Perf-taint provides a list of functions that performance changes with input parameters. For each function, we provide information on the loop structure and parameters affecting each loop's iteration count and exit conditions. The information is stored in a single JSON object.
Let's consider a simple example from the unit test tests/unit/dataflow/cf_branches.cpp
.
The function f
has three input parameters and three loops. The first loop depends on parameter
b
, the second depends on both a
and b
and contains a control-flow branch depending on c
,
and the last one depends on a
.
int f(int a, int b, int c)
{
int tmp = 1;
for(int i = 0; i < b; ++i) {
tmp += 2*i;
}
for(int i = 0; i < a + b; ++i) {
if(c > 5)
tmp += i;
else
tmp += 2*i;
}
for(int i = 0; i < a; ++i) {
tmp += 2*i;
}
return tmp;
}
We invoke the functions two times from the main function, each time with a different combination of input parameters.
int main(int argc, char ** argv)
{
int x1 EXTRAP = atoi(argv[1]);
int x2 EXTRAP = atoi(argv[2]);
perf_taint::register_variable(&x1, VARIABLE_NAME(x1));
perf_taint::register_variable(&x2, VARIABLE_NAME(x2));
int y = 2*x1 + 1;
f(x2, y, 10);
f(x2, y, x1);
// rest of code
return 0;
}
First, the JSON result contains a list of all functions and parameters.

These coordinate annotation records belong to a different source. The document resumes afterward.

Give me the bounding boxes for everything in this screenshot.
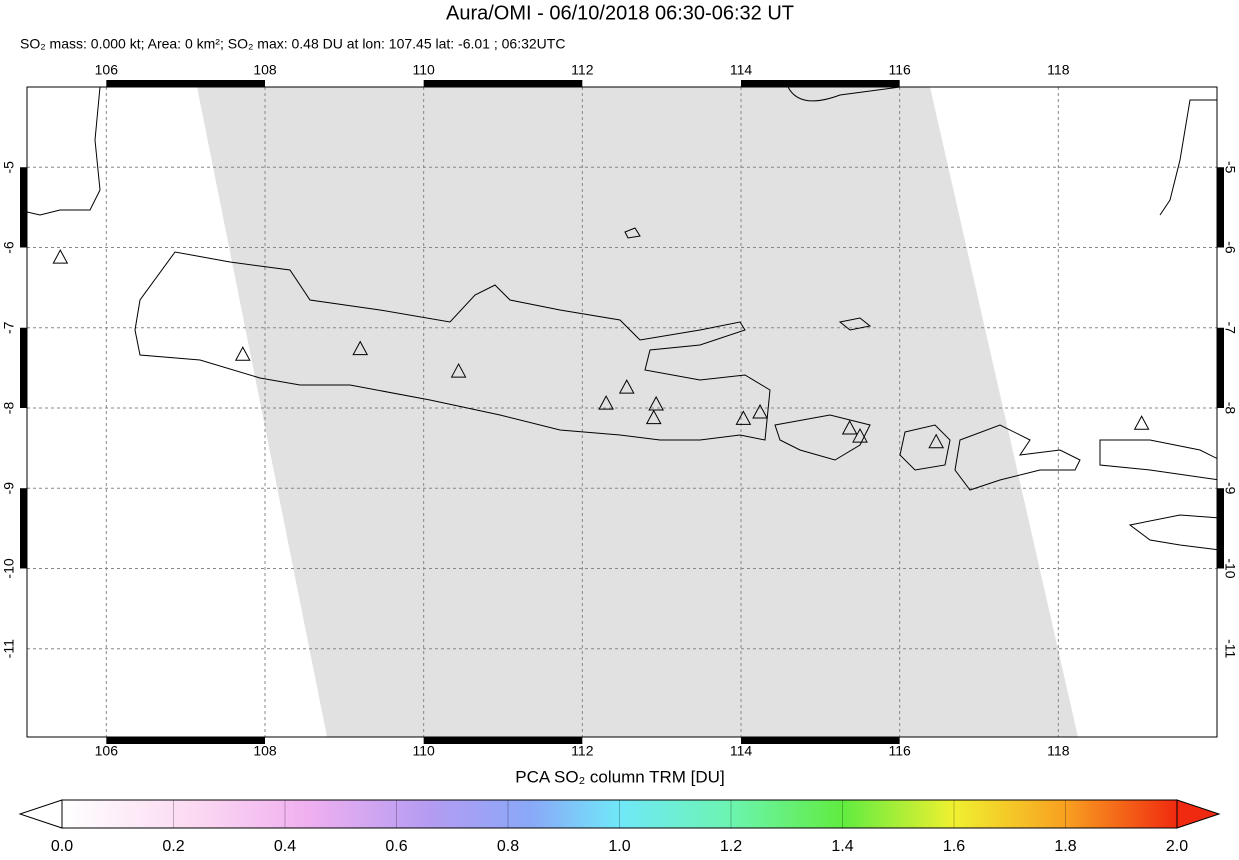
subtitle: SO₂ mass: 0.000 kt; Area: 0 km²; SO₂ max… [20,36,565,52]
colorbar-tick-label: 2.0 [1166,838,1188,855]
x-tick-label: 106 [95,62,119,78]
volcano [52,249,69,264]
coast-sumba [1128,514,1217,551]
volcano [648,395,664,411]
colorbar [61,799,1178,829]
y-tick-label: -6 [1222,241,1238,254]
volcano [735,410,752,425]
y-tick-label: -8 [1,402,17,415]
colorbar-tick-label: 0.0 [51,838,73,855]
y-tick-label: -7 [1222,322,1238,335]
x-tick-label: 110 [413,62,436,78]
volcano [450,363,467,378]
frame-band [20,327,27,408]
coast-java [134,251,771,441]
y-tick-label: -11 [1222,639,1238,658]
coast-madura-islands [624,227,872,331]
volcano [598,395,614,410]
coast-bali [774,414,871,461]
y-tick-label: -9 [1,482,17,495]
x-tick-label: 118 [1047,743,1070,759]
x-tick-label: 112 [571,62,594,78]
volcano [234,346,251,361]
x-tick-label: 118 [1047,62,1070,78]
volcano [645,409,662,425]
y-tick-label: -5 [1222,161,1238,174]
colorbar-label: PCA SO₂ column TRM [DU] [515,767,724,786]
colorbar-tick-label: 1.0 [608,838,630,855]
y-tick-label: -6 [1,241,17,254]
frame-band [1217,488,1224,569]
y-tick-label: -7 [1,321,17,334]
x-tick-label: 110 [413,743,436,759]
colorbar-tick-label: 1.2 [720,838,742,855]
coastlines [27,87,1217,551]
frame-band [423,737,583,744]
frame-band [741,80,900,87]
volcano [852,428,868,443]
frame-band [1217,167,1224,248]
volcano [752,403,768,419]
map-frame [26,86,1218,738]
map [27,87,1217,737]
x-tick-label: 108 [253,743,277,759]
colorbar-tick-label: 0.8 [497,838,519,855]
x-tick-label: 108 [253,62,277,78]
x-tick-label: 114 [730,62,753,78]
y-tick-label: -10 [1222,558,1238,578]
y-tick-label: -5 [1,161,17,174]
colorbar-tick-label: 1.6 [943,838,965,855]
frame-band [106,80,265,87]
x-tick-label: 116 [889,62,912,78]
colorbar-tick-label: 1.8 [1054,838,1076,855]
colorbar-tick-label: 0.4 [274,838,296,855]
frame-band [423,80,583,87]
x-tick-label: 106 [95,743,119,759]
frame-band [741,737,900,744]
volcano [1133,415,1150,430]
frame-band [106,737,265,744]
x-tick-label: 112 [571,743,594,759]
frame-band [20,488,27,569]
y-tick-label: -9 [1222,482,1238,495]
colorbar-tick-label: 0.2 [162,838,184,855]
x-tick-label: 116 [889,743,912,759]
volcano [352,340,369,356]
colorbar-tick-label: 1.4 [831,838,853,855]
volcano [928,433,944,449]
coast-borneo [787,87,901,102]
y-tick-label: -10 [1,558,17,578]
title: Aura/OMI - 06/10/2018 06:30-06:32 UT [446,2,794,24]
coast-lombok [899,424,951,471]
colorbar-over [1176,799,1221,829]
volcano [841,419,858,435]
swath [197,87,1078,737]
y-tick-label: -8 [1222,402,1238,415]
frame-band [1217,327,1224,408]
frame-band [20,167,27,248]
coast-sumbawa [954,424,1081,491]
colorbar-tick-label: 0.6 [385,838,407,855]
coast-flores [1099,439,1217,481]
coast-sulawesi [1159,99,1217,216]
volcano [618,379,635,394]
x-tick-label: 114 [730,743,753,759]
coast-sumatra [27,87,101,216]
colorbar-under [18,799,63,829]
y-tick-label: -11 [1,639,17,658]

Next, function names lists are sorted according to the function's index. The mangled and demangled names are used to generate Score-P instrumentation filters (mangled) and matchings for Extra-P call paths (demangled).
{
"functions_demangled_names": [
"f(int, int, int)",
"g(int, int, int)",
"h(int, int, int)",
"main",
"atoi"
],
"functions_mangled_names": [
"_Z1fiii",
"_Z1giii",
"_Z1hiii",
"main",
"atoi"
],
"functions_names": [
"f",
"g",
"h",
"main",
"atoi"
],
"parameters": [
"x1",
"x2"
]
}
However, the most important part of the JSON is the _functions
entry that contains all the
data on functions dependencies and structure. The entries use the mangled name as the key
and contain the function index, source code location, and performance data.
{
"functions": {
"_Z1fiii": {
"file": "tests/unit/dataflow/cf_branches.cpp",
"func_idx": 0,
"line": 19,
"loops": [...]
}
}
}
The loops
array contains a sequence of entries, each one corresponding to distinct
calls
to this function. Two function calls representing the same performance profile are considered
equal, even if they result from different call sites.
Below we see the first entry in this array. The callstacks
array includes all call sites for
this function and uses function indices to describe the entire call stack. In this example,
we call the function f
directly from main
, which index is 3.
The object instance
describes the parameter effect on each loop.
As x2
and x1
are passed in the first and second arguments,
respectively, we can see how they affect the iteration count of each loop.
Constant loops are ignored.
{
"callstacks": [
[
3
]
],
"instance": {
"0": {
"level": 0,
"params": [
[
"x2"
]
]
},
"1": {
"level": 0,
"params": [
[
"x1",
"x2"
]
]
},
"2": {
"level": 0,
"params": [
[
"x1"
]
]
}
}
}
We have no nested loops in this function. Otherwise, we would have seen nested entries as in
this example: the outer loop is affected by both x1
and x2
, and it includes another loop
affected only by x2
. The level
counter describes the nesting level of each loop.
"instance": {
"0": {
"level": 0,
"loops": {
"0": {
"level": 1,
"params": [
[
"x2"
]
]
}
},
"params": [
[
"x1",
"x2"
]
]
}
}
Function f
was called twice in main
with a varying combination of input parameters.
The second call site additionally included x1
passed as the third parameter (in the first
call, we used a constant value as the last parameter).
This parameter is used in a conditional branch inside the second loop.
We detect such situations as a parameter could be used to conditionally select one version of an
algorithm, affecting the performance of this application.
Therefore, in the second instance, we notice an additional branches
structure describing
the detection of parametric dependency.
{
"callstacks": [
[
3
]
],
"instance": {
"0": {
"level": 0,
"params": [
[
"x2"
]
]
},
"1": {
"branches": {
"0": [
"x1"
]
},
"level": 0,
"params": [
[
"x1",
"x2"
]
]
},
"2": {
"level": 0,
"params": [
[
"x1"
]
]
}
}
}
The JSON contains all the information needed to enhance performance modeling - which functions are performance relevant, how parameters affect their computational complexity, and which parameters are used together.